“Why Nudge?: The Politics of Libertarian Paternalism” (Yale) and “Conspiracy Theories and Other Dangerous Ideas” (Simon & Schuster), by Professor Cass R. Sunstein ’78
In two new books, Sunstein, former administrator of the White House Office of Information and Regulatory Affairs, addresses human behavior and how government should best respond to it. As a follow-up to his best-selling “Nudge,” “Why Nudge?” makes the case that oft-maligned government paternalism in many circumstances would make people’s lives better. As behavioral economics affirms, people sometimes make decisions not in their best interests. While protecting freedom of choice, government can—and indeed is morally obligated to—steer them toward the right path for their health, safety and welfare, he argues. In his own experience in government, Sunstein faced blistering criticism for his ideas, including being dubbed “the most dangerous man in America.” Those “dangerous ideas” are compiled in “Conspiracy Theories,” a book of essays covering his views on topics such as same-sex marriage, climate change and animal rights. He points out that in government, a combination of feasibility and common sense constrains what can be accomplished. But in the academic realm, “today’s common sense is yesterday’s wild academic speculation.”
“The Religion of the Future,” by Professor Roberto M. Unger LL.M. ’70 S.J.D. ’76 (Harvard)

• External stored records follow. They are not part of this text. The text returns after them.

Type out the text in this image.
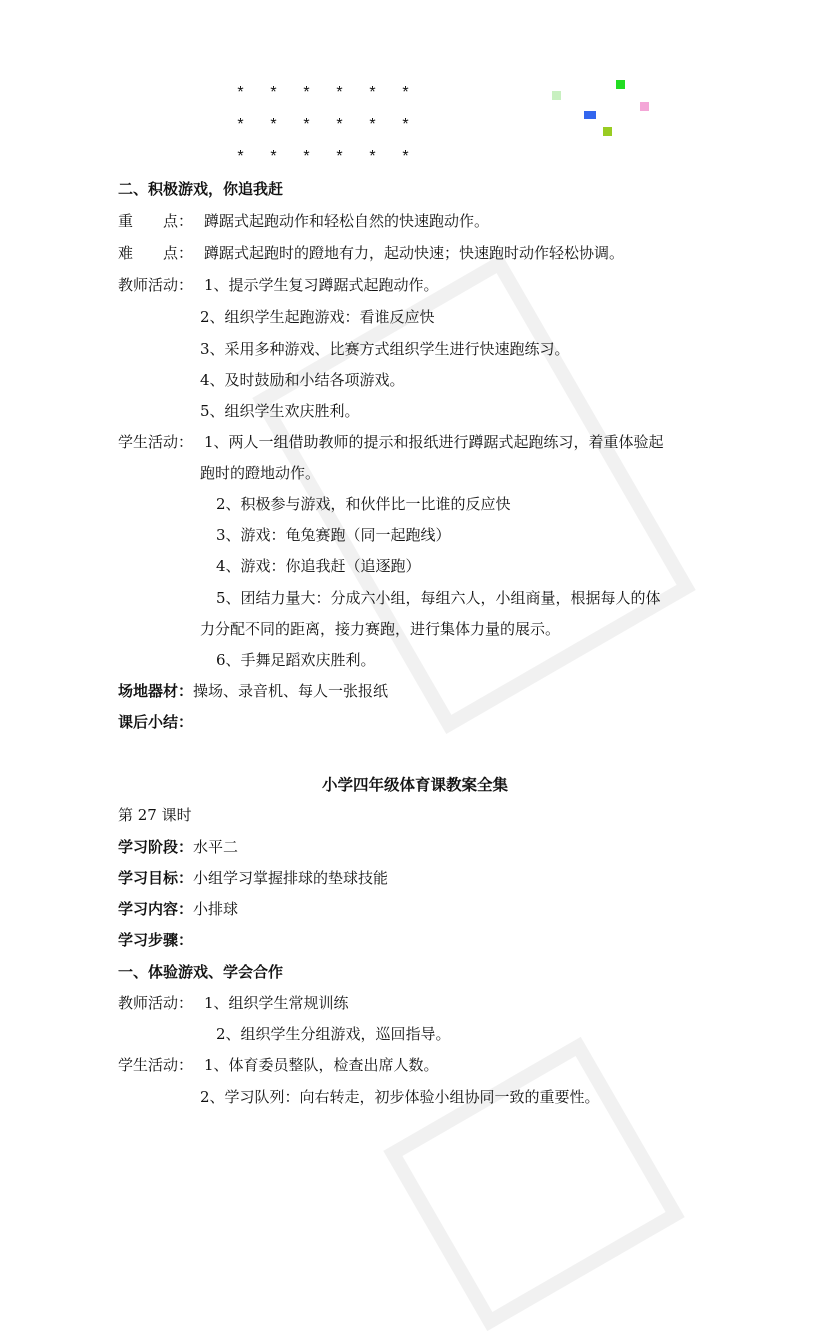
*	*	*	*	*	*
*	*	*	*	*	*
*	*	*	*	*	*
二、积极游戏，你追我赶
重　　点： 蹲踞式起跑动作和轻松自然的快速跑动作。
难　　点： 蹲踞式起跑时的蹬地有力，起动快速；快速跑时动作轻松协调。
教师活动： 1、提示学生复习蹲踞式起跑动作。
2、组织学生起跑游戏：看谁反应快
3、采用多种游戏、比赛方式组织学生进行快速跑练习。
4、及时鼓励和小结各项游戏。
5、组织学生欢庆胜利。
学生活动： 1、两人一组借助教师的提示和报纸进行蹲踞式起跑练习，着重体验起
跑时的蹬地动作。
2、积极参与游戏，和伙伴比一比谁的反应快
3、游戏：龟兔赛跑（同一起跑线）
4、游戏：你追我赶（追逐跑）
5、团结力量大：分成六小组，每组六人，小组商量，根据每人的体
力分配不同的距离，接力赛跑，进行集体力量的展示。
6、手舞足蹈欢庆胜利。
场地器材：操场、录音机、每人一张报纸
课后小结：
小学四年级体育课教案全集
第 27 课时
学习阶段：水平二
学习目标：小组学习掌握排球的垫球技能
学习内容：小排球
学习步骤：
一、体验游戏、学会合作
教师活动： 1、组织学生常规训练
2、组织学生分组游戏，巡回指导。
学生活动： 1、体育委员整队，检查出席人数。
2、学习队列：向右转走，初步体验小组协同一致的重要性。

In this philosophical treatise, Unger proposes a “turn in the religious consciousness of humanity” that would move beyond existing religions’ impulse to console us in the face of human reality. That reality, he writes, lies in the irreparable flaws of the human condition: our mortality, our groundlessness and our insatiability. He calls for a religious revolution that would confront these flaws and ultimately awaken us to a greater life. While past religions focused on the divine, a new religion would turn to the prophetic powers of all living people. He also explores a concept called “deep freedom”—a reshaping of the economy, the state, and civil society in service of “the greatness of the ordinary man and woman.”
In addition to having their scholarship published in traditional fashion, faculty members are increasingly turning to the Web to convey their ideas on a more immediate basis and to work with students who contribute as writers and editors. Below are two recent additions to the HLS faculty blogosphere.
OnLabor, launched by Professors Benjamin Sachs and Jack Goldsmith, examines workers, unions, and their politics. (Goldsmith is also one of the editors of the national security blog Lawfare).
GAB/The Global Anticorruption Blog, started by Professor Matthew Stephenson ’03, looks at the causes of, consequences of, and possible remedies for corruption around the world, and provides links to many resources on the subject.